Lifetime, Groups: Dear Charlie

Women’s groups decrying the absence of Lifetime Television and Lifetime Movie Network on Dish Network in 2006 have banded together in the form of an open letter to EchoStar Communications Corp. chairman Charlie Ergen.

More than 50 women’s organizations and advocates affixed their names to a letter that ran as a full-page ad in the Wednesday editions of The New York Times, The Denver Post and the Rocky Mountain News, the latter two of which serve the DMA around EchoStar’s Littleton, Colo., headquarters.

In the Times, the letter was flanked by a “Switch from Dish Now” advertisement from Time Warner Cable.

Dish dropped Lifetime and its spinoff on New Year’s Day after the programmer’s contract expired Dec. 31. EchoStar claimed that Lifetime asked for a 76% hike in its license fee for its two networks and carriage for a third service -- an assertion Lifetime denied.

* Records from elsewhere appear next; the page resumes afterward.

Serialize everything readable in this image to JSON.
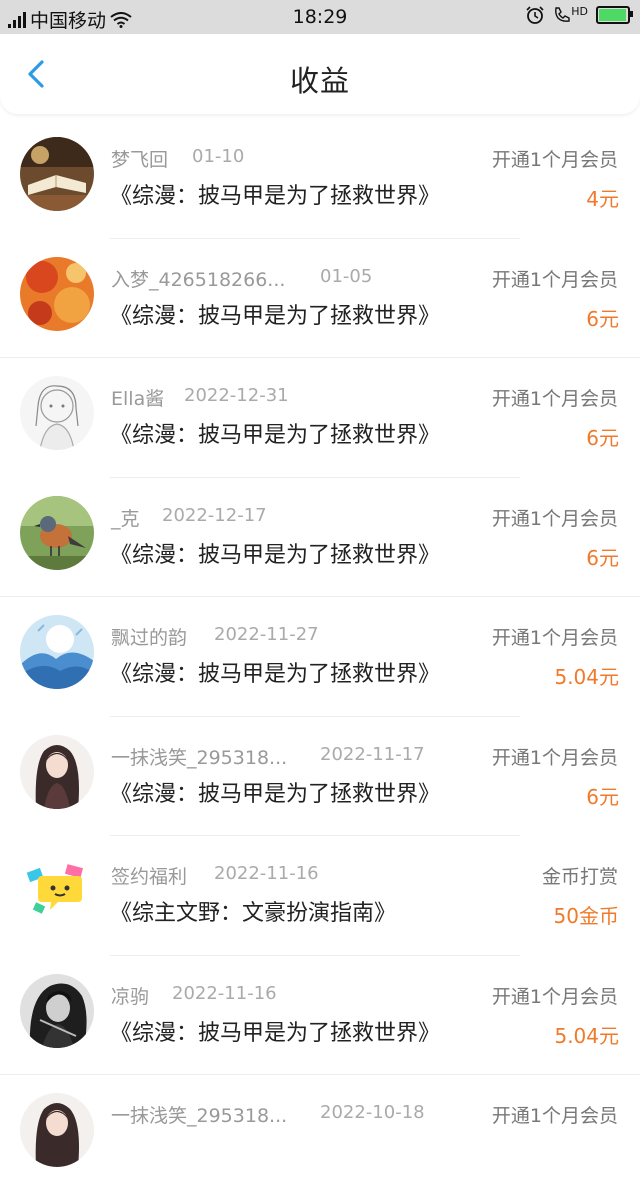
{
  "status_bar": {
    "carrier": "中国移动",
    "network": "4G",
    "time": "18:29",
    "hd": "HD"
  },
  "header": {
    "title": "收益"
  },
  "income_list": [
    {
      "name": "梦飞回",
      "date": "01-10",
      "book": "《综漫：披马甲是为了拯救世界》",
      "type": "开通1个月会员",
      "amount": "4元",
      "avatar": "book-photo-avatar"
    },
    {
      "name": "入梦_426518266...",
      "date": "01-05",
      "book": "《综漫：披马甲是为了拯救世界》",
      "type": "开通1个月会员",
      "amount": "6元",
      "avatar": "autumn-leaves-avatar"
    },
    {
      "name": "Ella酱",
      "date": "2022-12-31",
      "book": "《综漫：披马甲是为了拯救世界》",
      "type": "开通1个月会员",
      "amount": "6元",
      "avatar": "sketch-girl-avatar"
    },
    {
      "name": "_克",
      "date": "2022-12-17",
      "book": "《综漫：披马甲是为了拯救世界》",
      "type": "开通1个月会员",
      "amount": "6元",
      "avatar": "bird-avatar"
    },
    {
      "name": "飘过的韵",
      "date": "2022-11-27",
      "book": "《综漫：披马甲是为了拯救世界》",
      "type": "开通1个月会员",
      "amount": "5.04元",
      "avatar": "blue-watercolor-avatar"
    },
    {
      "name": "一抹浅笑_295318...",
      "date": "2022-11-17",
      "book": "《综漫：披马甲是为了拯救世界》",
      "type": "开通1个月会员",
      "amount": "6元",
      "avatar": "anime-girl-avatar"
    },
    {
      "name": "签约福利",
      "date": "2022-11-16",
      "book": "《综主文野：文豪扮演指南》",
      "type": "金币打赏",
      "amount": "50金币",
      "avatar": "chat-bubble-avatar"
    },
    {
      "name": "凉驹",
      "date": "2022-11-16",
      "book": "《综漫：披马甲是为了拯救世界》",
      "type": "开通1个月会员",
      "amount": "5.04元",
      "avatar": "dark-anime-avatar"
    },
    {
      "name": "一抹浅笑_295318...",
      "date": "2022-10-18",
      "book": "",
      "type": "开通1个月会员",
      "amount": "",
      "avatar": "anime-girl-avatar"
    }
  ],
  "colors": {
    "accent": "#2a9be8",
    "amount": "#f07a2b",
    "battery": "#4cd964"
  }
}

In addition to the Lifetime-sponsored ad campaign, women have held rallies in Greenville, S.C., and Houston in support of Lifetime, with another one set for Thursday in Denver.

Lifetime officials -- who had maintained that there hadn’t been any negotiations since last year -- now say the parties have re-engaged in discussions.

“We hope to get back on Dish with a fair and reasonable rate that reflects our value as the two most popular women’s networks,” Lifetime Entertainment Services CEO Betty Cohen said in a prepared statement.

EchoStar confirmed that it is in talks with Lifetime again.

“We’ve had meaningful negotiations over the past few days and have made significant progress on the rate, and both sides have compromised,” EchoStar spokesman Mark Cicero said. “We’re working hard to protect our customers, and we want to achieve a rate that’s fair and we want to get the programming on our air as soon as possible.”

Lifetime said Wednesday that it had only proposed a modest increase for Lifetime and LMN that would amount to four cents per subscriber, per month.

EchoStar stood by its claim that the rate increase amounted to 76% over the term of the contract, according to Cicero. And if Lifetime would be willing to waive confidentiality, EchoStar would make public the programmer’s initial proposal, he added.

“We will prove to people that that is indeed what they asked for,” he said.

The letter signed by the women’s groups, asking to “Please Put Lifetime Back on the Air,” comes on “behalf of the more than 10 million women our organizations represent across the country,” and it was written “with deep concern and regret” that Dish “decided to take the No. 1 and No. 2 highest-rated women’s networks off the air.”

The missive added, “Your drastic, unnecessary actions and unwillingness” to restore the networks suggest “that you do not listen to what women want and do not have their best interests in mind.”

The letter appeared opposite a facing ad from Time Warner Cable headlined, “Attention Dish Network Customers … Take Back Your Lifetime!.” The ad mentioned a special Time Warner offer, with packages staring as low as $39.95 per month. It also touted a promotion in which the MSO will send Dish customers who make the switch $200 checks after they become Time Warner customers for two months.

Time Warner wasn’t the only distributor offering Dish subscribers incentives to switch due to the Lifetime drop. Comcast Corp., Charter Communications Inc., Bright House Networks, Verizon Communications Inc., U.S. Digital Television Inc. and even DirecTV Inc. have extended offers to Dish subscribers, as well, according to Lifetime.

Among the women’s groups that signed the letter to Ergen: Breast Cancer Action, Girls Inc., Men Can Stop Rape, National Council of Women’s Organizations, National Women’s Political Caucus, WomenHeart: The National Coalition for Women with Heart Diseases, Women’s Sports Foundation and YWCA of the USA.